Christian Streck, M.D., Named Vice Chair of Education

Lauren Hooker
October 29, 2023
Dr Streck

The MUSC Department of Surgery is pleased to announce Christian Streck, M.D., has been named Vice Chair of Education. Before assuming the Vice Chair role, Dr. Streck led the General Surgery Residency Program as Program Director for eight years.  

Under Dr. Streck’s leadership, our General Surgery Education Program experienced unprecedented growth. During his tenure, the categorical general surgery resident complement increased from 5 to 8 residents per year and more opportunities were created for residents to be in the lab with dedicated research time, increasing from two spots to five. Streck says he enjoyed working on the many day-to-day operational details that program directors are involved in to create such growth and is now looking forward to building on his experience in his new role.    

“Dr. Streck is a leader with a true passion for education and giving back to the next generation,” said Prabhakar Baliga, M.D., Chair of the Department of Surgery. “He is fair, pragmatic, and has strong integrity and values that he conveys in each of his decisions.  I am most grateful to him for taking on this major responsibility.”

“As Vice Chair, I will have more time to look at the big picture and build on the programmatic strengths created under Dr.
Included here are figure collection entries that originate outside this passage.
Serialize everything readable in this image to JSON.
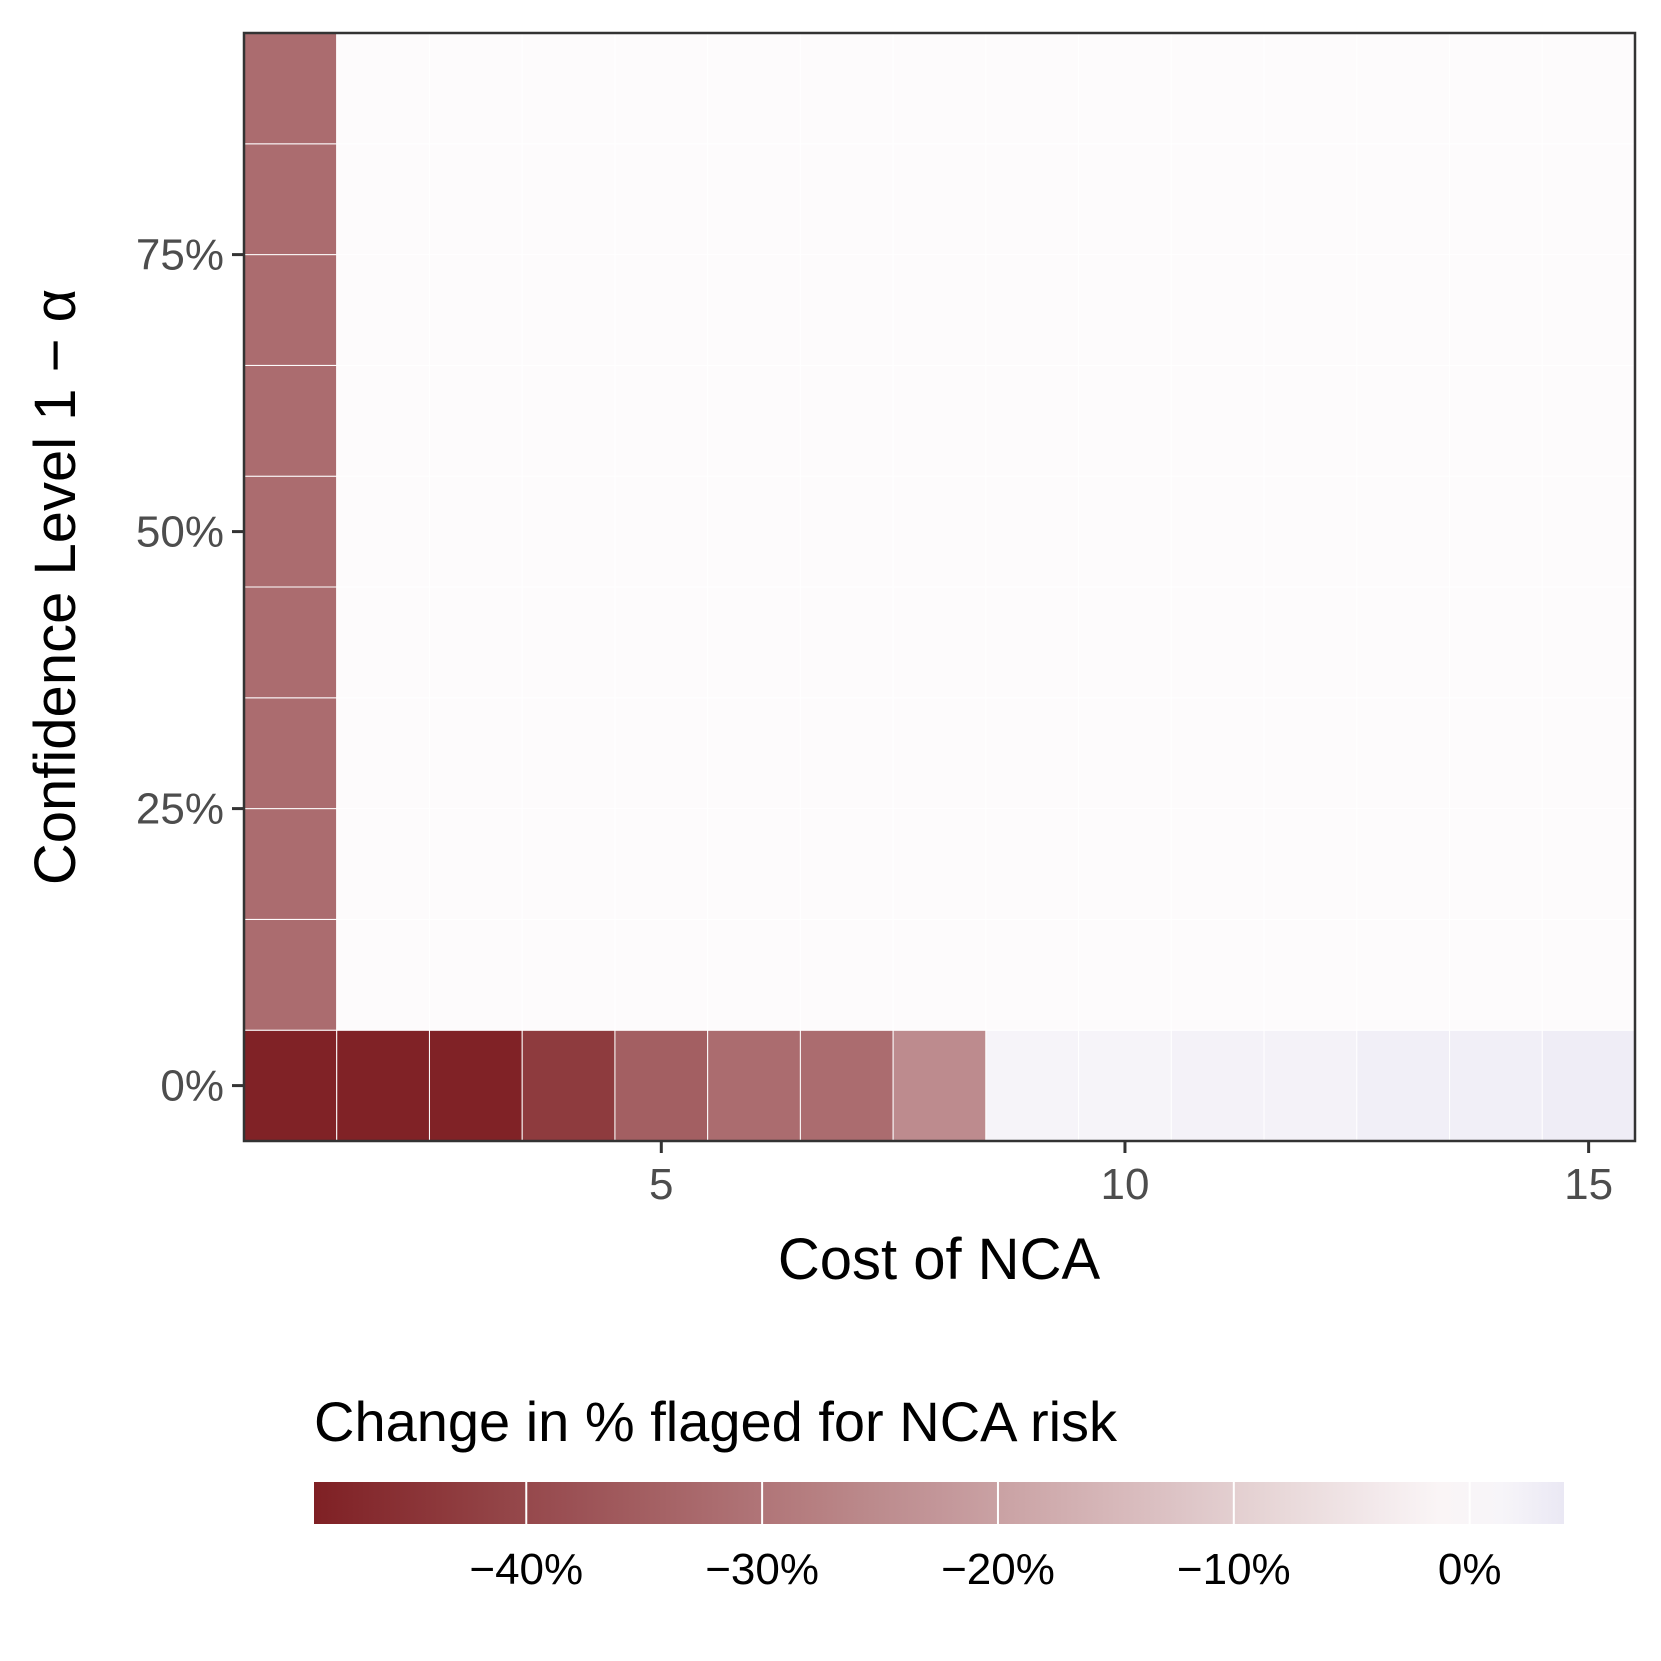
{
  "chart_data": {
    "type": "heatmap",
    "xlabel": "Cost of NCA",
    "ylabel": "Confidence Level 1 − α",
    "x_values": [
      1,
      2,
      3,
      4,
      5,
      6,
      7,
      8,
      9,
      10,
      11,
      12,
      13,
      14,
      15
    ],
    "y_values": [
      0,
      0.1,
      0.2,
      0.3,
      0.4,
      0.5,
      0.6,
      0.7,
      0.8,
      0.9
    ],
    "x_ticks": [
      {
        "value": 5,
        "label": "5"
      },
      {
        "value": 10,
        "label": "10"
      },
      {
        "value": 15,
        "label": "15"
      }
    ],
    "y_ticks": [
      {
        "value": 0,
        "label": "0%"
      },
      {
        "value": 0.25,
        "label": "25%"
      },
      {
        "value": 0.5,
        "label": "50%"
      },
      {
        "value": 0.75,
        "label": "75%"
      }
    ],
    "xlim": [
      0.5,
      15.5
    ],
    "ylim": [
      -0.05,
      0.95
    ],
    "rows": [
      {
        "y": 0,
        "values": [
          -0.485,
          -0.485,
          -0.485,
          -0.43,
          -0.35,
          -0.32,
          -0.32,
          -0.25,
          0.015,
          0.015,
          0.02,
          0.02,
          0.025,
          0.025,
          0.03
        ]
      },
      {
        "y": 0.1,
        "values": [
          -0.32,
          0,
          0,
          0,
          0,
          0,
          0,
          0,
          0,
          0,
          0,
          0,
          0,
          0,
          0
        ]
      },
      {
        "y": 0.2,
        "values": [
          -0.32,
          0,
          0,
          0,
          0,
          0,
          0,
          0,
          0,
          0,
          0,
          0,
          0,
          0,
          0
        ]
      },
      {
        "y": 0.3,
        "values": [
          -0.32,
          0,
          0,
          0,
          0,
          0,
          0,
          0,
          0,
          0,
          0,
          0,
          0,
          0,
          0
        ]
      },
      {
        "y": 0.4,
        "values": [
          -0.32,
          0,
          0,
          0,
          0,
          0,
          0,
          0,
          0,
          0,
          0,
          0,
          0,
          0,
          0
        ]
      },
      {
        "y": 0.5,
        "values": [
          -0.32,
          0,
          0,
          0,
          0,
          0,
          0,
          0,
          0,
          0,
          0,
          0,
          0,
          0,
          0
        ]
      },
      {
        "y": 0.6,
        "values": [
          -0.32,
          0,
          0,
          0,
          0,
          0,
          0,
          0,
          0,
          0,
          0,
          0,
          0,
          0,
          0
        ]
      },
      {
        "y": 0.7,
        "values": [
          -0.32,
          0,
          0,
          0,
          0,
          0,
          0,
          0,
          0,
          0,
          0,
          0,
          0,
          0,
          0
        ]
      },
      {
        "y": 0.8,
        "values": [
          -0.32,
          0,
          0,
          0,
          0,
          0,
          0,
          0,
          0,
          0,
          0,
          0,
          0,
          0,
          0
        ]
      },
      {
        "y": 0.9,
        "values": [
          -0.32,
          0,
          0,
          0,
          0,
          0,
          0,
          0,
          0,
          0,
          0,
          0,
          0,
          0,
          0
        ]
      }
    ],
    "legend": {
      "title": "Change in % flaged for NCA risk",
      "placement": "bottom",
      "range": [
        -0.49,
        0.04
      ],
      "ticks": [
        {
          "value": -0.4,
          "label": "−40%"
        },
        {
          "value": -0.3,
          "label": "−30%"
        },
        {
          "value": -0.2,
          "label": "−20%"
        },
        {
          "value": -0.1,
          "label": "−10%"
        },
        {
          "value": 0,
          "label": "0%"
        }
      ]
    },
    "colors": {
      "low": "#7f2024",
      "mid": "#fdfbfc",
      "high": "#eae8f4",
      "panel_border": "#333333"
    },
    "grid": false
  }
}
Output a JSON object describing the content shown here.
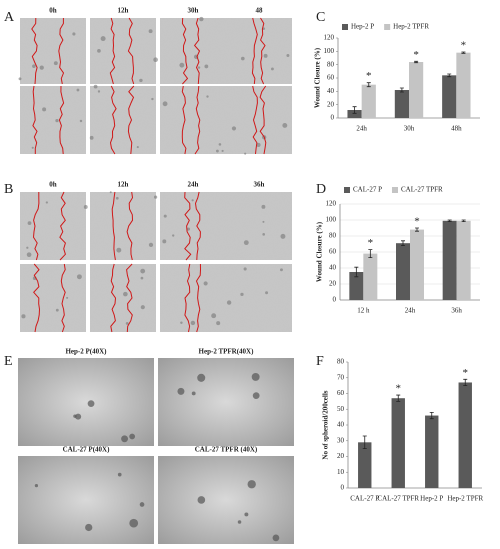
{
  "panel_labels": [
    "A",
    "B",
    "C",
    "D",
    "E",
    "F"
  ],
  "panel_a": {
    "time_labels": [
      "0h",
      "12h",
      "30h",
      "48"
    ]
  },
  "panel_b": {
    "time_labels": [
      "0h",
      "12h",
      "24h",
      "36h"
    ]
  },
  "panel_e": {
    "image_labels": [
      "Hep-2 P(40X)",
      "Hep-2 TPFR(40X)",
      "CAL-27 P(40X)",
      "CAL-27 TPFR (40X)"
    ]
  },
  "chart_data": [
    {
      "type": "bar",
      "y_label": "Wound Closure (%)",
      "categories": [
        "24h",
        "30h",
        "48h"
      ],
      "series": [
        {
          "name": "Hep-2 P",
          "color": "#5a5a5a",
          "values": [
            12,
            42,
            64
          ],
          "errors": [
            5,
            3,
            2
          ]
        },
        {
          "name": "Hep-2 TPFR",
          "color": "#c4c4c4",
          "values": [
            50,
            84,
            98
          ],
          "errors": [
            3,
            1,
            1
          ]
        }
      ],
      "annotations": [
        {
          "text": "*",
          "x": "24h",
          "series": "Hep-2 TPFR"
        },
        {
          "text": "*",
          "x": "30h",
          "series": "Hep-2 TPFR"
        },
        {
          "text": "*",
          "x": "48h",
          "series": "Hep-2 TPFR"
        }
      ],
      "ylim": [
        0,
        120
      ],
      "yticks": [
        0,
        20,
        40,
        60,
        80,
        100,
        120
      ],
      "grid": false,
      "legend": "top"
    },
    {
      "type": "bar",
      "y_label": "Wound Closure (%)",
      "categories": [
        "12 h",
        "24h",
        "36h"
      ],
      "series": [
        {
          "name": "CAL-27 P",
          "color": "#5a5a5a",
          "values": [
            35,
            71,
            99
          ],
          "errors": [
            6,
            3,
            1
          ]
        },
        {
          "name": "CAL-27 TPFR",
          "color": "#c4c4c4",
          "values": [
            58,
            88,
            99
          ],
          "errors": [
            5,
            2,
            1
          ]
        }
      ],
      "annotations": [
        {
          "text": "*",
          "x": "12 h",
          "series": "CAL-27 TPFR"
        },
        {
          "text": "*",
          "x": "24h",
          "series": "CAL-27 TPFR"
        }
      ],
      "ylim": [
        0,
        120
      ],
      "yticks": [
        0,
        20,
        40,
        60,
        80,
        100,
        120
      ],
      "grid": true,
      "legend": "top"
    },
    {
      "type": "bar",
      "y_label": "No of spheroid/200cells",
      "categories": [
        "CAL-27 P",
        "CAL-27 TPFR",
        "Hep-2 P",
        "Hep-2 TPFR"
      ],
      "values": [
        29,
        57,
        46,
        67
      ],
      "errors": [
        4,
        2,
        2,
        2
      ],
      "color": "#5a5a5a",
      "annotations": [
        {
          "text": "*",
          "x": "CAL-27 TPFR"
        },
        {
          "text": "*",
          "x": "Hep-2 TPFR"
        }
      ],
      "ylim": [
        0,
        80
      ],
      "yticks": [
        0,
        10,
        20,
        30,
        40,
        50,
        60,
        70,
        80
      ],
      "grid": false
    }
  ]
}
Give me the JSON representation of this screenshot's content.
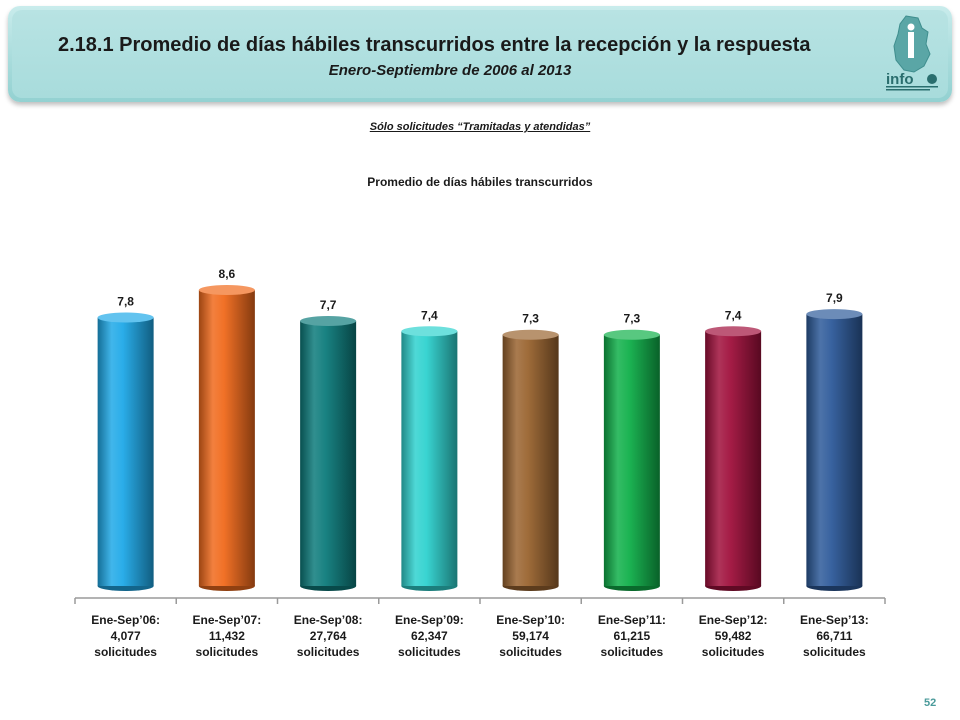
{
  "header": {
    "title": "2.18.1 Promedio de días hábiles transcurridos entre la recepción y la respuesta",
    "subtitle": "Enero-Septiembre de 2006 al 2013",
    "logo_text": "info"
  },
  "note": "Sólo solicitudes “Tramitadas y atendidas”",
  "page_number": "52",
  "chart_data": {
    "type": "bar",
    "title": "Promedio de días hábiles transcurridos",
    "categories": [
      "Ene-Sep’06:",
      "Ene-Sep’07:",
      "Ene-Sep’08:",
      "Ene-Sep’09:",
      "Ene-Sep’10:",
      "Ene-Sep’11:",
      "Ene-Sep’12:",
      "Ene-Sep’13:"
    ],
    "category_counts": [
      "4,077",
      "11,432",
      "27,764",
      "62,347",
      "59,174",
      "61,215",
      "59,482",
      "66,711"
    ],
    "category_unit": "solicitudes",
    "values": [
      7.8,
      8.6,
      7.7,
      7.4,
      7.3,
      7.3,
      7.4,
      7.9
    ],
    "value_labels": [
      "7,8",
      "8,6",
      "7,7",
      "7,4",
      "7,3",
      "7,3",
      "7,4",
      "7,9"
    ],
    "colors": [
      "#1fa9e8",
      "#f06a1c",
      "#0d7b7b",
      "#2fd2cf",
      "#9a6430",
      "#10b04a",
      "#a0103c",
      "#2d5a9a"
    ],
    "grid": false
  }
}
Talley’s leadership, like the Future Surgical Leaders and Pathways programs,” Streck said. He says there are already a number of educational opportunities he is working on that were started under Dr. Talley’s leadership, such as improving resident work spaces and expanding community rotations.  He looks forward to partnering with other Vice Chairs in the Department whose programs often involve residents and fellows, such as our research, well-being, and diversity equity and inclusion initiatives.  

Streck’s passion for giving back through leading the Education Division stems from his training.  “I know the value that I gained from all of the time my faculty put into our educational training programs and mentoring opportunities,” he said. “That inspires me to be a role model for the next generation of surgical leaders.”  

He says when incremental changes come to fruition and improve the educational environment, it ultimately improves the quality of patient care and morale within the workplace. “Quality of life is being in a place that our trainees want to work. It becomes an environment where they find value and feel valued,” he says. “It’s those incremental changes that lead up to creating change for the next cohort that will come through that I find so rewarding.”